На самом же деле все произошло совершенно иначе, чем должно было произойти. Впрочем, смерть, вероятно, всегда или почти всегда приходит иначе.

Воля к жизни отмирала постепенно, соответственно развитию дистрофического процесса. Жалуясь, в частности жалуясь на грубость Оттера, она говорила: «Как я раньше боялась всего. И этих бомбежек. А теперь не боюсь. Я все равно не дорожу такой жизнью». Она действительно не боялась. Но объяснение было неверным. Не страдания уничтожали рефлексы самосохранения, а усталость. Уже непреоборимая потребность истощенного тела в покое, в неподвижности.

Тело вырождалось, и она по привычке стеснялась этого. Она избегала смотреть в зеркало, но иногда смотрела и говорила тогда: – Какая я стала страшная, даже уши у меня, как у собаки, стали длинные и прозрачные. Или: – Почему-то у меня совсем волосы вылезли. Совсем мало осталось волос. По привычке она стеснялась; томилась в одиночестве, но стеснялась людей. Ей было бы жутковато встретиться со своими друзьями. Отчасти ее утешало, что всем этим друзьям тоже пришлось очень плохо. Что они в плохом виде. В ее упорном нежелании эвакуироваться к своим многое шло от этого чувства стеснения. Там была почти глухая сестра, над которой она всегда чувствовала неизмеримое превосходство. А теперь она сама приедет туда полуглухая, беспомощная.
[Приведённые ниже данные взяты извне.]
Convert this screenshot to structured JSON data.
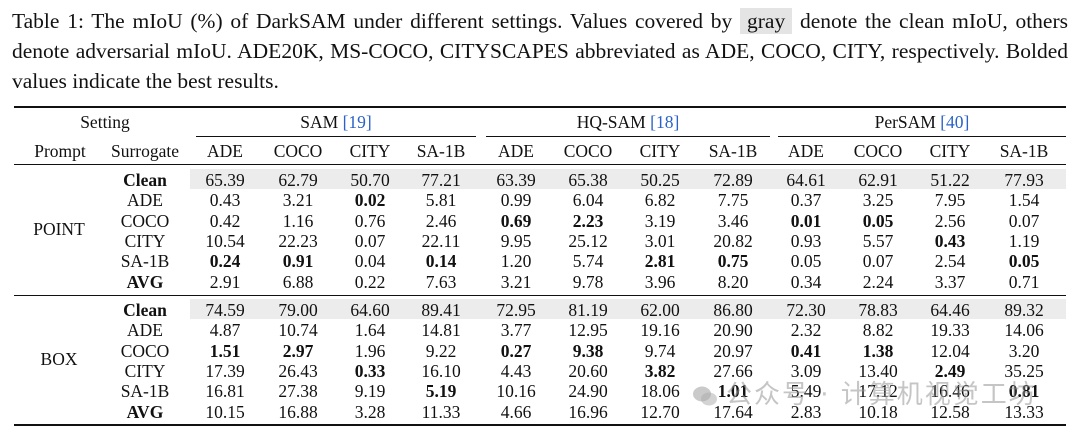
{
  "caption": {
    "before_gray": "Table 1: The mIoU (%) of DarkSAM under different settings. Values covered by ",
    "gray_word": "gray",
    "after_gray": " denote the clean mIoU, others denote adversarial mIoU. ADE20K, MS-COCO, CITYSCAPES abbreviated as ADE, COCO, CITY, respectively. Bolded values indicate the best results."
  },
  "header": {
    "setting": "Setting",
    "prompt": "Prompt",
    "surrogate": "Surrogate",
    "models": [
      {
        "name": "SAM",
        "ref": "[19]"
      },
      {
        "name": "HQ-SAM",
        "ref": "[18]"
      },
      {
        "name": "PerSAM",
        "ref": "[40]"
      }
    ],
    "datasets": [
      "ADE",
      "COCO",
      "CITY",
      "SA-1B"
    ]
  },
  "groups": [
    {
      "prompt": "POINT",
      "rows": [
        {
          "surrogate": "Clean",
          "values": [
            "65.39",
            "62.79",
            "50.70",
            "77.21",
            "63.39",
            "65.38",
            "50.25",
            "72.89",
            "64.61",
            "62.91",
            "51.22",
            "77.93"
          ],
          "bold": []
        },
        {
          "surrogate": "ADE",
          "values": [
            "0.43",
            "3.21",
            "0.02",
            "5.81",
            "0.99",
            "6.04",
            "6.82",
            "7.75",
            "0.37",
            "3.25",
            "7.95",
            "1.54"
          ],
          "bold": [
            2
          ]
        },
        {
          "surrogate": "COCO",
          "values": [
            "0.42",
            "1.16",
            "0.76",
            "2.46",
            "0.69",
            "2.23",
            "3.19",
            "3.46",
            "0.01",
            "0.05",
            "2.56",
            "0.07"
          ],
          "bold": [
            4,
            5,
            8,
            9
          ]
        },
        {
          "surrogate": "CITY",
          "values": [
            "10.54",
            "22.23",
            "0.07",
            "22.11",
            "9.95",
            "25.12",
            "3.01",
            "20.82",
            "0.93",
            "5.57",
            "0.43",
            "1.19"
          ],
          "bold": [
            10
          ]
        },
        {
          "surrogate": "SA-1B",
          "values": [
            "0.24",
            "0.91",
            "0.04",
            "0.14",
            "1.20",
            "5.74",
            "2.81",
            "0.75",
            "0.05",
            "0.07",
            "2.54",
            "0.05"
          ],
          "bold": [
            0,
            1,
            3,
            6,
            7,
            11
          ]
        },
        {
          "surrogate": "AVG",
          "values": [
            "2.91",
            "6.88",
            "0.22",
            "7.63",
            "3.21",
            "9.78",
            "3.96",
            "8.20",
            "0.34",
            "2.24",
            "3.37",
            "0.71"
          ],
          "bold": []
        }
      ]
    },
    {
      "prompt": "BOX",
      "rows": [
        {
          "surrogate": "Clean",
          "values": [
            "74.59",
            "79.00",
            "64.60",
            "89.41",
            "72.95",
            "81.19",
            "62.00",
            "86.80",
            "72.30",
            "78.83",
            "64.46",
            "89.32"
          ],
          "bold": []
        },
        {
          "surrogate": "ADE",
          "values": [
            "4.87",
            "10.74",
            "1.64",
            "14.81",
            "3.77",
            "12.95",
            "19.16",
            "20.90",
            "2.32",
            "8.82",
            "19.33",
            "14.06"
          ],
          "bold": []
        },
        {
          "surrogate": "COCO",
          "values": [
            "1.51",
            "2.97",
            "1.96",
            "9.22",
            "0.27",
            "9.38",
            "9.74",
            "20.97",
            "0.41",
            "1.38",
            "12.04",
            "3.20"
          ],
          "bold": [
            0,
            1,
            4,
            5,
            8,
            9
          ]
        },
        {
          "surrogate": "CITY",
          "values": [
            "17.39",
            "26.43",
            "0.33",
            "16.10",
            "4.43",
            "20.60",
            "3.82",
            "27.66",
            "3.09",
            "13.40",
            "2.49",
            "35.25"
          ],
          "bold": [
            2,
            6,
            10
          ]
        },
        {
          "surrogate": "SA-1B",
          "values": [
            "16.81",
            "27.38",
            "9.19",
            "5.19",
            "10.16",
            "24.90",
            "18.06",
            "1.01",
            "5.49",
            "17.12",
            "16.46",
            "0.81"
          ],
          "bold": [
            3,
            7,
            11
          ]
        },
        {
          "surrogate": "AVG",
          "values": [
            "10.15",
            "16.88",
            "3.28",
            "11.33",
            "4.66",
            "16.96",
            "12.70",
            "17.64",
            "2.83",
            "10.18",
            "12.58",
            "13.33"
          ],
          "bold": []
        }
      ]
    }
  ],
  "watermark": "公众号 · 计算机视觉工坊"
}
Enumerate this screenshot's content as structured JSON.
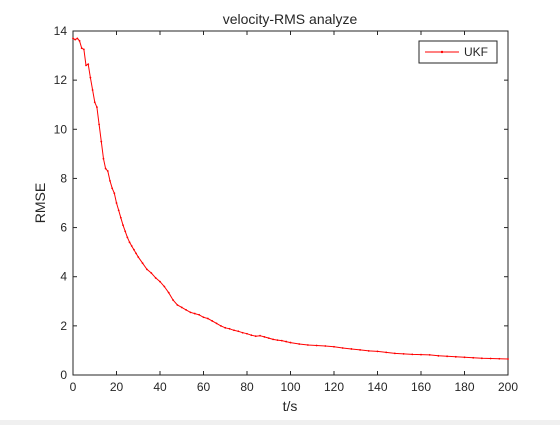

Весь этот комплекс она выражала только вскользь, фразой: «Наши бы теперь меня не узнали». Гораздо меньше она стеснялась того, что почти уже не владеет ногами, но глухоты стеснялась как социальной деградации, как утраченной возможности равноправного общения с людьми. И тут воспоминание о презираемой всю жизнь неполноценной сестре (ее даже никак нельзя было выдать замуж) имело решающее значение. По привычке она стеснялась и вытеснялась, она еще не соглашалась на глухоту. Она говорила Оттеру – «ты говоришь так, что нельзя разобрать. Что-то ты бормочешь. – И когда Оттер с грубым раздражением повышал голос, чтобы она услышала, она оскорблялась этим как никакой другой его грубостью. – Зачем ты кричишь. Я тогда ничего не слышу (это была хитрость – она тогда слышала), говори, только ясно».

Заходила соседка. При других обстоятельствах это было бы большим развлечением. Но равноправный разговор был для нее уже невозможен. После ухода соседки она спрашивала – что тут Анна Михайловна рассказывала. Она, когда к тебе обращается, говорит так тихо, что ничего нельзя разобрать.